In a game with too many twists and turns, the final say belonged to Pakistan, as they completed a memorable four-wicket win in Galle to take a 1-0 lead in the series. From seven down at 85 at one point, it seemed Pakistan had no chance against the Sri Lankan spinners.

But Abdullah Shafique, the latest batting sensation playing his sixth Test, stood his ground for over 500 minutes to guide Pakistan to an improbable victory. On a raging turner in Galle, Shafique showed composure and grit that defied his age. He played over 400 balls for his well-made 160, comprising of seven fours and a six.

Shafique first gave Pakistan a solid start by stitching an 87-run opening stand with Imam-ul-Haq, then forged a crucial partnership with Babar Azam and Mohammed Rizwan. Both Azam and Rizwan were dismissed by Prabath Jayasuriya, who finished the game with nine wickets to his name.

Although Jayasuriya posed too many problems to most of the batters, he looked almost toothless against Shafique, whose water-tight technique against spin was a sight to behold.
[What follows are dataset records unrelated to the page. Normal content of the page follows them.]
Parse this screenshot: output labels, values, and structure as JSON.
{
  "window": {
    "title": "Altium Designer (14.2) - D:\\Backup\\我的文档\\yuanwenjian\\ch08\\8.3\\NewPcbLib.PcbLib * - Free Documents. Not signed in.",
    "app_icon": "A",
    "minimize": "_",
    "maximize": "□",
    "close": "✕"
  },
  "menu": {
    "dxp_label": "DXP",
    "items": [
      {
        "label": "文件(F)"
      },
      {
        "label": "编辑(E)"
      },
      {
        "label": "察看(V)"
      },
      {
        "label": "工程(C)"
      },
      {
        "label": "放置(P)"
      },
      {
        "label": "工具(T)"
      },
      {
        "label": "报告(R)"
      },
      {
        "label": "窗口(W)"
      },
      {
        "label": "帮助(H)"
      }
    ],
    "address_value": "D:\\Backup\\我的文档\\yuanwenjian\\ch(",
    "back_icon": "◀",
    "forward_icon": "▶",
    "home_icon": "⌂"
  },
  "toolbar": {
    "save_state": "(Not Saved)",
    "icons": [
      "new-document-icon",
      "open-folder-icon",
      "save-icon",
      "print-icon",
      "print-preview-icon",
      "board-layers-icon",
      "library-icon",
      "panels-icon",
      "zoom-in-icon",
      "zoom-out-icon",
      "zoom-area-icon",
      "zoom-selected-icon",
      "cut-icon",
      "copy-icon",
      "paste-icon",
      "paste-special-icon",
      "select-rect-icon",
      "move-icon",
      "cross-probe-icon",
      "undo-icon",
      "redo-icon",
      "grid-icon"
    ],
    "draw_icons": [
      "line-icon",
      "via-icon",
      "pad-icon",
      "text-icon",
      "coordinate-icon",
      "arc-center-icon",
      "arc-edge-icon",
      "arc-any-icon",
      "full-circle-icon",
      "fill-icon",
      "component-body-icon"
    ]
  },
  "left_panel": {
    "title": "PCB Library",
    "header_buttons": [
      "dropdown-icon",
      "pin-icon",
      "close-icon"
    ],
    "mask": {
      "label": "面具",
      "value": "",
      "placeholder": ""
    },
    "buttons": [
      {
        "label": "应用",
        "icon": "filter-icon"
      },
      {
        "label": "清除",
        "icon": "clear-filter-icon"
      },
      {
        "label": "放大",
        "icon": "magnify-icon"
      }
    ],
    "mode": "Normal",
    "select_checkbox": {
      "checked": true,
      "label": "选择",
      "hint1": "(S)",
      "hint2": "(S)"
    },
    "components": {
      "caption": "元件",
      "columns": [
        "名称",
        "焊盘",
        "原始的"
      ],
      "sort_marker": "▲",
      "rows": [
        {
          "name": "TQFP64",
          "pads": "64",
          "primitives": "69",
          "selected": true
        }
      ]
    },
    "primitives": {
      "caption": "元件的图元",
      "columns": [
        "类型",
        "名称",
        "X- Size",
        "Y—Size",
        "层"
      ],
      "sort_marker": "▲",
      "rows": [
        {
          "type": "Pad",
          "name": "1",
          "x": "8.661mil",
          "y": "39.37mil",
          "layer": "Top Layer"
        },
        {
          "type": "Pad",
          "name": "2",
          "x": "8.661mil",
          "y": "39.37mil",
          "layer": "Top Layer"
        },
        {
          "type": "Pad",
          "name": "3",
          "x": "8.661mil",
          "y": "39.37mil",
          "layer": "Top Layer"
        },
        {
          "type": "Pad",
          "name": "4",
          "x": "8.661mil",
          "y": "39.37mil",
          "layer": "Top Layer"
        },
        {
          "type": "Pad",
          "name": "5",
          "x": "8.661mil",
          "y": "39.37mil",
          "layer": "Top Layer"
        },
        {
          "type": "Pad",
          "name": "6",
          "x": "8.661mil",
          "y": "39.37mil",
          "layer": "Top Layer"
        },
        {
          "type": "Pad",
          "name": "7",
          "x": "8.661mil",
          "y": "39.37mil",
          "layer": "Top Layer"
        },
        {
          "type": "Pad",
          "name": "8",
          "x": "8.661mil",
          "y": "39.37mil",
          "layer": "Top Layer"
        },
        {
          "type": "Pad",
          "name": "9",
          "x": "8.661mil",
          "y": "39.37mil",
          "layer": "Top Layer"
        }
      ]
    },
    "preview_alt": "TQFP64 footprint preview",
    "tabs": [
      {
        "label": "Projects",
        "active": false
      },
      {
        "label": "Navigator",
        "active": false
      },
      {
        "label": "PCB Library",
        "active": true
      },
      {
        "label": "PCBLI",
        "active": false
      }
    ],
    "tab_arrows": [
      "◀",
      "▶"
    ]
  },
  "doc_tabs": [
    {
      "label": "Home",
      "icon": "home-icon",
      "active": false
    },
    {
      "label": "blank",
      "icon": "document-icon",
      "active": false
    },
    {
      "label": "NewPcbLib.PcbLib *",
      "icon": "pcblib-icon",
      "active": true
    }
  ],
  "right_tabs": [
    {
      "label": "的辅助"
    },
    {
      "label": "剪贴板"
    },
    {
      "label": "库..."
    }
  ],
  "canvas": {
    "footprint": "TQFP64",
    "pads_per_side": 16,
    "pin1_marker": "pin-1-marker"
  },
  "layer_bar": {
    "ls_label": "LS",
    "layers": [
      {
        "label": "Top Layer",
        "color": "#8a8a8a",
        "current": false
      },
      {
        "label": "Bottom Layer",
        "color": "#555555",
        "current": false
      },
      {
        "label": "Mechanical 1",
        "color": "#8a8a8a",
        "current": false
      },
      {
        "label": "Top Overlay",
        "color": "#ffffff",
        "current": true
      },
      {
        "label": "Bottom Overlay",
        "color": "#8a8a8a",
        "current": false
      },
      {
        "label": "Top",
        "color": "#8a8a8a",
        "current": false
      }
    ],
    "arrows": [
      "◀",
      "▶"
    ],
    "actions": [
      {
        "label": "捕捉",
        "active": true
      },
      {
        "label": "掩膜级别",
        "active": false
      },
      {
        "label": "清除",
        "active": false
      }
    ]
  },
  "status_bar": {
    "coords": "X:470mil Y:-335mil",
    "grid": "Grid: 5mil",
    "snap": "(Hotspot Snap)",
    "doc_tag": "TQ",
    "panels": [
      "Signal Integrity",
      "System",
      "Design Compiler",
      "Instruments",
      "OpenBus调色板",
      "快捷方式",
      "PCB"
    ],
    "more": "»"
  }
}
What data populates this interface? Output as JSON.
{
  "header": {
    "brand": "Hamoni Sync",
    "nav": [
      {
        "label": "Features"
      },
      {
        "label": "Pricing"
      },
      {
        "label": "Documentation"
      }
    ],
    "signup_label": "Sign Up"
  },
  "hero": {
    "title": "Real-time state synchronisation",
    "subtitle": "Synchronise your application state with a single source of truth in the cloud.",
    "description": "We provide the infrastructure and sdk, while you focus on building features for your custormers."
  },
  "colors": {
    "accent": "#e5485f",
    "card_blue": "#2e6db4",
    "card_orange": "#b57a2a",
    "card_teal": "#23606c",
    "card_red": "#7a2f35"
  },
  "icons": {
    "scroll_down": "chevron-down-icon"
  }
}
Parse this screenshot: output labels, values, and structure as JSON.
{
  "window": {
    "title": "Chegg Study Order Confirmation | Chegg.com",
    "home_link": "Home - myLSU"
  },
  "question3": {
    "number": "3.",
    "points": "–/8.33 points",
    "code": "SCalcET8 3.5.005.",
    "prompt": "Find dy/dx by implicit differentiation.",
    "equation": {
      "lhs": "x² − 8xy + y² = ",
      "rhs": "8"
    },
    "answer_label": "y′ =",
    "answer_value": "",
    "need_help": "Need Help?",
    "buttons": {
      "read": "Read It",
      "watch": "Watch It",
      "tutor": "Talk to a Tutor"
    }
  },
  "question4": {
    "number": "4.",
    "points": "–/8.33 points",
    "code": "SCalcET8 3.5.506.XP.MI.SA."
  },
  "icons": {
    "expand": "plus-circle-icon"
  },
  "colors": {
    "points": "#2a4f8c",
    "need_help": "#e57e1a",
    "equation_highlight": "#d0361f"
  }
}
Never before in the history of Galle, a target of more than 300 had been chased. The previous highest was 268, chased by Sri Lanka against New Zealand. Known for producing extravagant turn and bounce for spinners, Galle is a graveyard for the batters in the fourth innings.

Thus even though Pakistan needed just over 100 runs on the final day, the match still looked miles away from their reach. Desperate to break the Rizwan-Shafique partnership, Sri Lanka burned two reviews in the morning session itself.

After Rizwan was dismissed by Jayasuriya, Shafique got a little help from Mohammad Nawaz, who scored an unbeaten 19 and prevented another lower-order collapse.

Shafique, meanwhile, has had a brilliant start to his Test career, and is averaging over 75 after playing six matches. In his debut Test, he scored a half-century in each innings, and took just two more matches to reach his first international hundred.